Victims of child sexual abuse are often criticized and demeaned for not having come forward at once, or immediately after becoming legal adults. One reason they don’t disclose their abuse is that they do not have any faith that they will be believed. And, in fact, they often are not believed. I’ve heard of children who were told they were telling dirty lies about a pillar of the community, or, even worse, were blamed for seducing such a person.

In addition, abusers often impose silence as part of the betrayal. They may tell a child that if the abuse comes to light the child will be taken away from home and put in foster care, or that a family member will be hurt or even killed, or that the child will never see the perpetrator again. This is a particularly cruel aspect of the sexual abuse of children: the love and affection a victim unreservedly gave to the predator is used and distorted so that it becomes a tool against the child, who is afraid that this adult–who has abused the child, but whom the child loves–will be taken away for ever.

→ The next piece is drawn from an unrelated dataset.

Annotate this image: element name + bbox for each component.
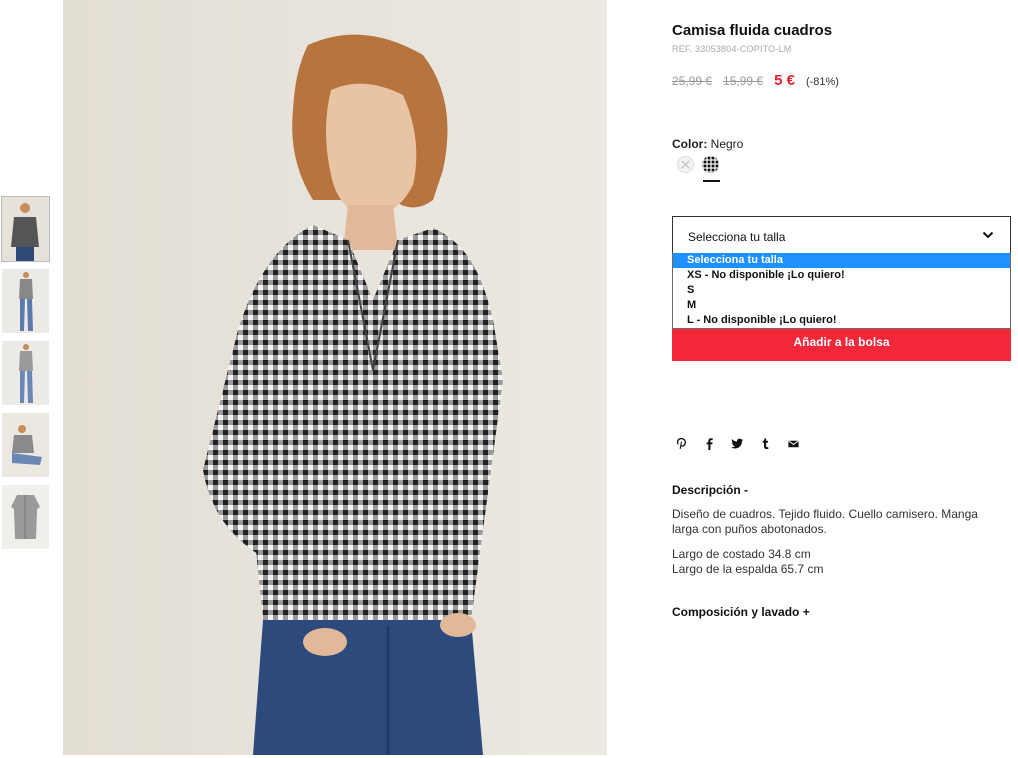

So, a victim of child sexual abuse often tries to forget that the abuse ever happened. The child may minimize the effects of the abuse or just put it away in some corner of the mind in order to go on functioning. Sometimes the events are remembered but never thought about, and sometimes they are forgotten for a long time.

There has been a lot of controversy about adults recalling memories of childhood sexual abuse. Occasionally these recovered memories are false, but they are often true. In fact, recently some investigators at Stanford University and the University of Oregon published research in the journal Science that confirms that a biological mechanism exists to block unwanted memories.

But when a victim finally does come forward and discloses childhood sexual abuse, the institutions in which the abuse took place have usually stonewalled, denied what happened, disavowed any culpability in it if it did happen, and blocked any means for the victim to come to peace with a traumatic history. We have seen this from churches, schools, athletic organizations, scouting and camping groups, and other charitable institutions trying to protect themselves from consequences of the behavior of people who work for them, whether paid or volunteer. When this happens, the original victim is re-victimized and betrayed once again. Not only has the predator hurt him, but the institution in which the abuse took place further victimizes him.

And now we come to the larger institution, the State. When a law like the Charitable Immunity Act protects charitable institutions from culpability in the behavior of those who work in their name and under their auspices, the State re-victimizes these victims yet again.

So, I ask you today to change this law. Right this wrong for the future, and allow the people whose cases are not yet adjudicated to get legal redress for the wrongs that have been done to them. These men and women were abused as children by sexual predators, and then again by the institutions who countenanced the abuse. Please make sure the State of New Jersey does not hurt them yet again by continuing to protect charitable institutions in this way.